TAKEAWAY: it doesn’t matter who the owner is, they are still liable to pay assessments and associations should collect arrears as the law allows. You may need a lawyer familiar with the interplay of community association and bankruptcy laws.
Finally, in the post yesterday 3/30/2024, we discussed DEI under scrutiny: federal appellate court strikes down ban on workplace DEI training under First Amendment. This dovetails with our post on Wednesday 3/27/2024. On March 4th the federal Eleventh Circuit struck down part of a politically charged Florida law known as the “Stop WOKE Act” (“IFA”) that sought to restrict workplace training on certain DEI concepts as unconstitutional under the US Constitution’s First Amendment. So let’s look more closely at how DEI restrictions may violate employers’ right to free speech.
The subject law would have prohibited employers from holding mandatory workplace training programs discussing certain DEI-related topics. That was part of a broader law signed by Governor DeSantis in April 2022 to limit DEI in education and employment. The unanimous three-judge panel for the Eleventh Circuit ruled that the restriction was a content- and viewpoint-based speech restriction. What the law at issue provided, the state’s argument, and the analysis behind the Eleventh Circuit’s decision are all in the post.
The suit came about because two employers who wanted to mandate DEI training programs for employees and a firm that contracts with employers to host such meetings challenged the mandatory-meeting provision of the IFA on constitutional, free speech grounds. In August 2022, a federal trial court judge issued a preliminary injunction blocking the IFA. And then came the US Supreme Court’s June 2023 decision in Students for Fair Admissions, Inc. v. Harvard College (SFFA decision) which is discussed in both this post and above in this blog about our post on Wednesday 3/27/2024. The state’s argument on appeal is detailed in the post. The Eleventh Circuit disagreed and that that the state could not characterize or reframe the law as a conduct regulation since it prohibited employers from holding training programs on particular subjects that the state disfavors.
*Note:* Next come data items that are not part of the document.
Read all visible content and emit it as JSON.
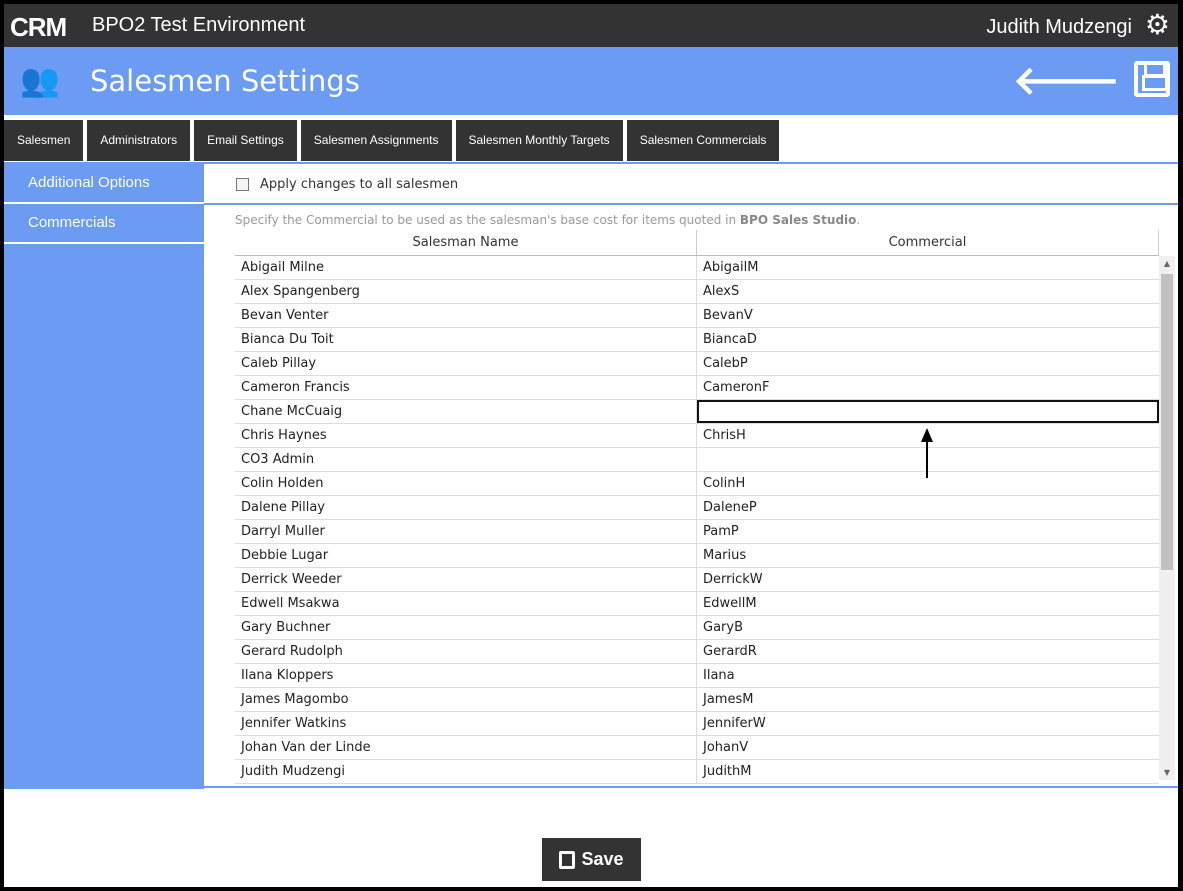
{
  "topbar": {
    "logo": "CRM",
    "environment": "BPO2 Test Environment",
    "user": "Judith Mudzengi"
  },
  "header": {
    "title": "Salesmen Settings"
  },
  "tabs": [
    "Salesmen",
    "Administrators",
    "Email Settings",
    "Salesmen Assignments",
    "Salesmen Monthly Targets",
    "Salesmen Commercials"
  ],
  "sidebar": [
    "Additional Options",
    "Commercials"
  ],
  "options": {
    "apply_all": "Apply changes to all salesmen"
  },
  "note": {
    "text": "Specify the Commercial to be used as the salesman's base cost for items quoted in ",
    "product": "BPO Sales Studio",
    "end": "."
  },
  "table": {
    "columns": [
      "Salesman Name",
      "Commercial"
    ],
    "rows": [
      [
        "Abigail Milne",
        "AbigailM"
      ],
      [
        "Alex Spangenberg",
        "AlexS"
      ],
      [
        "Bevan Venter",
        "BevanV"
      ],
      [
        "Bianca Du Toit",
        "BiancaD"
      ],
      [
        "Caleb Pillay",
        "CalebP"
      ],
      [
        "Cameron Francis",
        "CameronF"
      ],
      [
        "Chane McCuaig",
        ""
      ],
      [
        "Chris Haynes",
        "ChrisH"
      ],
      [
        "CO3 Admin",
        ""
      ],
      [
        "Colin Holden",
        "ColinH"
      ],
      [
        "Dalene Pillay",
        "DaleneP"
      ],
      [
        "Darryl Muller",
        "PamP"
      ],
      [
        "Debbie Lugar",
        "Marius"
      ],
      [
        "Derrick Weeder",
        "DerrickW"
      ],
      [
        "Edwell Msakwa",
        "EdwellM"
      ],
      [
        "Gary Buchner",
        "GaryB"
      ],
      [
        "Gerard Rudolph",
        "GerardR"
      ],
      [
        "Ilana Kloppers",
        "Ilana"
      ],
      [
        "James Magombo",
        "JamesM"
      ],
      [
        "Jennifer Watkins",
        "JenniferW"
      ],
      [
        "Johan Van der Linde",
        "JohanV"
      ],
      [
        "Judith Mudzengi",
        "JudithM"
      ]
    ],
    "selected_row": 6
  },
  "footer": {
    "save": "Save"
  }
}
And the court went on as noted in the post, applying strict scrutiny (again, see above in this blog and our post on Wednesday 3/27/2024). The Eleventh Circuit also shot down the state’s argument that since the IFA is like Title VII, both are unconstitutional.
TAKEAWAY: So, what do employers do now in light of the various federal appellate decisions and the Supreme Court’s SFFA decision? Whatever their employment lawyer advises in light of the evolving law in this area.